Wallowing In the Dark Side of Love
It is the conflicted nature of love: that which heals supremely can hurt indescribably.
“When the ancient Greeks realized that there is ‘something irremediably wrong in the world,’ while such a world must be judged ‘at the same time as beautiful,’ tragedy was born.”
– Robert Kaplan, The Tragic Sensibility
As I read them, I was reminded: This is dark stuff.
In 1624, an ill and languishing John Donne scribbled a poem that would make up (in part) his Devotions Upon Emergent Occasions. Though writing from his lofty theological role as Dean of St. Paul’s Cathedral and composing for no less a personage than the king’s son, his words were no aristocratic treatise or fusty elaboration of Anglican doctrine. Instead, they were a raw contemplation of the meaning of life in the face of inevitable death.
No man is an island,
Entire of itself.
Each is a piece of the continent,
A part of the main.
If a clod be washed away by the sea,
Europe is the less.
As well as if a promontory were.
As well as if a manor of thine own
Or of thine friend’s were.
Each man’s death diminishes me,
For I am involved in mankind.
Therefore, send not to know
For whom the bell tolls,
It tolls for thee.
In 1865, a lamenting Walt Whitman penned a mournful poem. Stricken with grief over the unthinkable murder of President Abraham Lincoln, Whitman’s words embodied the conflicted mood of many: joy at the Civil War’s end; sorrow over the death of a divided nation’s father figure.
O Captain! my Captain! our fearful trip is done,
The ship has weather’d every rack, the prize we sought is won,
The port is near, the bells I hear, the people all exulting,
While follow eyes the steady keel, the vessel grim and daring;
But O heart! heart! heart!
O the bleeding drops of red,
Where on the deck my Captain lies,
Fallen cold and dead.
O Captain! my Captain! rise up and hear the bells;
Rise up—for you the flag is flung—for you the bugle trills,
For you bouquets and ribbon’d wreaths—for you the shores a-crowding,
For you they call, the swaying mass, their eager faces turning;
Here Captain! dear father!
This arm beneath your head!
It is some dream that on the deck,
You’ve fallen cold and dead.
My Captain does not answer, his lips are pale and still,
My father does not feel my arm, he has no pulse nor will,
The ship is anchor’d safe and sound, its voyage closed and done,
From fearful trip the victor ship comes in with object won;
Exult O shores, and ring O bells!
But I with mournful tread,
Walk the deck my Captain lies,
Fallen cold and dead.
And in 1938, 31-year-old Wystan Hugh Auden devastated readers with his Funeral Blues, an acute submergence into the inky blackness of grief. For the full poem, link here. But just consider its beginnings.

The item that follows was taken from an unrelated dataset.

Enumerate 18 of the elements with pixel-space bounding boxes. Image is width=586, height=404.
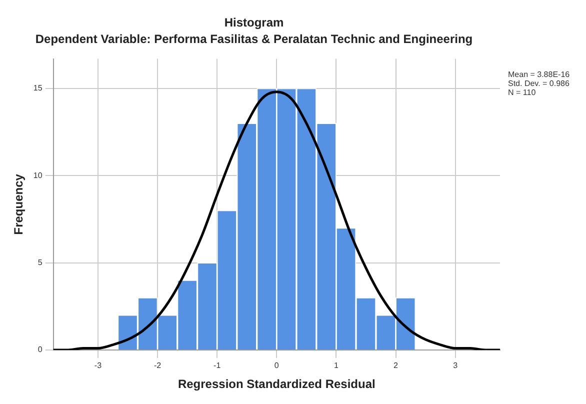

Stop all the clocks, cut off the telephone,
Prevent the dog from barking with a juicy bone,
Silence the pianos and with muffled drum
Bring out the coffin, let the mourners come.
Let aeroplanes circle moaning overhead
Scribbling on the sky the message “He is Dead.”
Put crepe bows round the white necks of the public doves,
Let the traffic policemen wear black cotton gloves …
This is dark stuff. So black an abyss is not a place to live. So why did the likes of Donne and Whitman and Auden and so many other brilliant minds dwell on it? And why do we find ourselves inexorably drawn to it? As the herald asked in Aeschylus’ Agamemnon,
Why must a live man count the numbers of the slain, why grieve at fortune’s wrath that fades to break once more?
It is because these lives mattered.
And we feel it acutely.
If we love — love truly and deeply — then we can experience incomparable joy and ecstasy, but we also open ourselves to unparalleled pain and grief. It is the conflicted nature of love: that which heals supremely can hurt indescribably. The solid stones that we value as they support our weight when crossing the raging river, we curse when we trip and cut our leg against them. The stones’ hardness is treasured one moment and resented the next. And so, to grapple with the fullness of love, we must embrace the pain that comes with it: searing, aching, at times, pitiless pain. It is the pain of the Passion, the guttural groan of the Pieta. It is the nature of tragedy that something is tragic at all because it was dignified, it was valued, it was loved.
No, I am no masochist. I don’t want to wallow in the dark side of love.
But there it is.
And sometimes, to fully understand it, I have to.